A scooter accident in 2004 marked a turning point in her artistic path. She then turned to performance art and developed a practice focused on the body and public space.

=== Move to Paris ===
Based in Paris since 2008, she has developed an approach at the intersection of contemporary art, performance, and anthropology. She has conducted research in anthropology and sociology at the École des hautes études en sciences sociales (EHESS), particularly on the anthropology of the body.

=== Artistic career ===
Since the late 2000s, Romina De Novellis has developed a performative practice based on endurance, repetition, and immersion. Her works take the form of site-specific performances, participatory actions, and documentary installations (photography and video).

== Artistic approach ==

=== The body as language ===
Romina De Novellis's practice is based on the body as a tool of expression. Her performances mobilize gesture, repetition, and endurance in a non-verbal perspective.

=== Anthropological approach and Mediterranean memory ===
Her work is grounded in an anthropological approach to Mediterranean cultures. She draws on rituals, traditions, and symbols to question cultural transmission and identities.
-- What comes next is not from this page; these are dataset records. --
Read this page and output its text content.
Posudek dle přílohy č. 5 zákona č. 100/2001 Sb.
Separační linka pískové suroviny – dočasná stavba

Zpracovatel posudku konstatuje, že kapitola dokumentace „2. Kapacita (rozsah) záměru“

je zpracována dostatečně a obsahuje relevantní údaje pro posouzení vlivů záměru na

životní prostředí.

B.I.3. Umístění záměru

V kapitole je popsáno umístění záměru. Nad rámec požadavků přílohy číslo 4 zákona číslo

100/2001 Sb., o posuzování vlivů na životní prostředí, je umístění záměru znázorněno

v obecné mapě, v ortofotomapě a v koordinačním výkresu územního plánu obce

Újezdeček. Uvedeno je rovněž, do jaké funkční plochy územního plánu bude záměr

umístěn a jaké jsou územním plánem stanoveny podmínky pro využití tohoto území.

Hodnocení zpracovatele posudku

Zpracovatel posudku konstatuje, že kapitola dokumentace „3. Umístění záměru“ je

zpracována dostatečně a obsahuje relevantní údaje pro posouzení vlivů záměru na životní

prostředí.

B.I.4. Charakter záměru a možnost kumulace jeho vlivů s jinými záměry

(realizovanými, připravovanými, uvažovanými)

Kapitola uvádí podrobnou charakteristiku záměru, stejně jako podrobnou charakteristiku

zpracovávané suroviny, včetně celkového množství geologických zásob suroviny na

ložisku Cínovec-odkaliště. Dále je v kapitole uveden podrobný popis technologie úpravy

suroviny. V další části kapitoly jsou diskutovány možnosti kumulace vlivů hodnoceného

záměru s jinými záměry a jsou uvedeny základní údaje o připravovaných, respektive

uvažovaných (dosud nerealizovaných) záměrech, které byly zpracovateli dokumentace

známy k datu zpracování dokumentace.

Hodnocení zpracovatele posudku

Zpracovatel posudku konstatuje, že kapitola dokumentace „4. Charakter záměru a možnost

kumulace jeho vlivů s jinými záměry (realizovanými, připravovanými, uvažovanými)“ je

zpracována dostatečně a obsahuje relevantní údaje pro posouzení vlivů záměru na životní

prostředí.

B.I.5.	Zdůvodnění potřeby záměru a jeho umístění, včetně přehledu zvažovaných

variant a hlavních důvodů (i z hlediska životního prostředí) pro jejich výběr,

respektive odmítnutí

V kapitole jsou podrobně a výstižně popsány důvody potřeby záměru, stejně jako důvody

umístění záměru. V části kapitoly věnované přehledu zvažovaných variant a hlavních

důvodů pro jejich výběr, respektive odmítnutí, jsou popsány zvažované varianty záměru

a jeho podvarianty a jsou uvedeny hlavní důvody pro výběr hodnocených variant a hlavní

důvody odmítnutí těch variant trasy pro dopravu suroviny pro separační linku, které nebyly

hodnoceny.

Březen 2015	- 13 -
=== Ecofeminism and social critique ===
Her work is part of an ecofeminist perspective, examining the relationships between domination of bodies, patriarchal structures, and exploitation of living beings.

== Main works ==
- La Gabbia (2012), 7.5 Club, Paris
- La Veglia (2012), Paris
- Gradiva (2017), Archaeological Park of Pompeii
- Luna Park (2018), Labanque, Béthune
- Arachne (2018), RAMDOM / Lastation, Gagliano del Capo
- Il gioco della Campana (2018; reactivated in 2022 at Jeu de Paume)
- The Last Supper Project (2021), Italian Cultural Institute, Paris
- Eurydice (2021), Museum of Hunting and Nature, Paris
- Volare oh oh! Cantare oh oh oh oh! (2022), Jeu de Paume, Paris
- Bella Ciao (2023), Jeu de Paume, Paris

== Exhibitions and performances ==

=== Institutions and museums ===
- 2024: STAR – 100% Italian Origin, Centre Pompidou, Paris
- 2023: Bella Ciao, Jeu de Paume, Paris
- 2022: Volare oh oh, cantare oh oh oh oh, Jeu de Paume, Paris
- 2022: Il gioco della Campana, Jeu de Paume, Paris
- 2022: Del maiale non si butta via niente, Jeu de Paume, Paris
- 2022: Tou.te.s Sorcières, MAC VAL
- 2021: The Last Supper, Italian Cultural Institute, Paris
- 2016: DNA/ADN, Museum of Arts and Crafts
- 2015: Inferno, Palais de Tokyo

=== Festivals, biennials and events ===
- 2023: Voulez-vous danser avec moi ? Merci je ne préfère pas, Paris+ by Art Basel, Tuileries Garden, Paris
- 2022: La Pecora, Roma Arte in Nuvola, Rome
- 2016: Ger, Land Art Mongolia Biennial
- 2015: Na Cl O, Something Else Off Biennale Cairo
- 2014: Augurii – The Artist in the Natural Habitat of Vultures, FIAC Hors les Murs, Paris

== Residencies and collaborative projects ==

=== Artistic residencies ===
- 2021: Residency at the Camargo Foundation (program with EHESS), project The Last Supper Project
- 2021: DOMUS Artist Residency, project Si tu m’aimes, protège-moi
- 2018: Arachne residency, Fondazione Ramdom, Italy

=== Collaborative projects ===
- The Last Supper Project (since 2021), interdisciplinary project bringing together artists and researchers
- Luna Park (2018), participatory project developed in Naples

== Critical reception ==
Romina De Novellis's work has been the subject of articles and reviews in national and international press.

=== National and international press ===
- The New York Times (2016) mentions the performance La Veglia presented at Artissima in Turin.
- The Art Newspaper (2016) published an article on La Veglia at Artissima.
- Artnet News (2016) covered La Gabbia at the Armory Show in New York.
- ArtNews (2016) also mentioned La Gabbia at the Armory Show.
- Art critic Valérie Duponchelle published an article in Le Figaro (2015) on the performance Inferno at Palais de Tokyo.
- Libération (2015) reviewed the solo exhibition To Be, or Not To Be in Paris.
- Le Monde (2015) also published an article on this exhibition.
- Beaux Arts Magazine published several articles about her work, notably on La Gabbia (2016) and the participatory project #ChezMaddalena (2020).
- In 2020, Euronews featured a report on her artistic project developed during lockdown in Paris.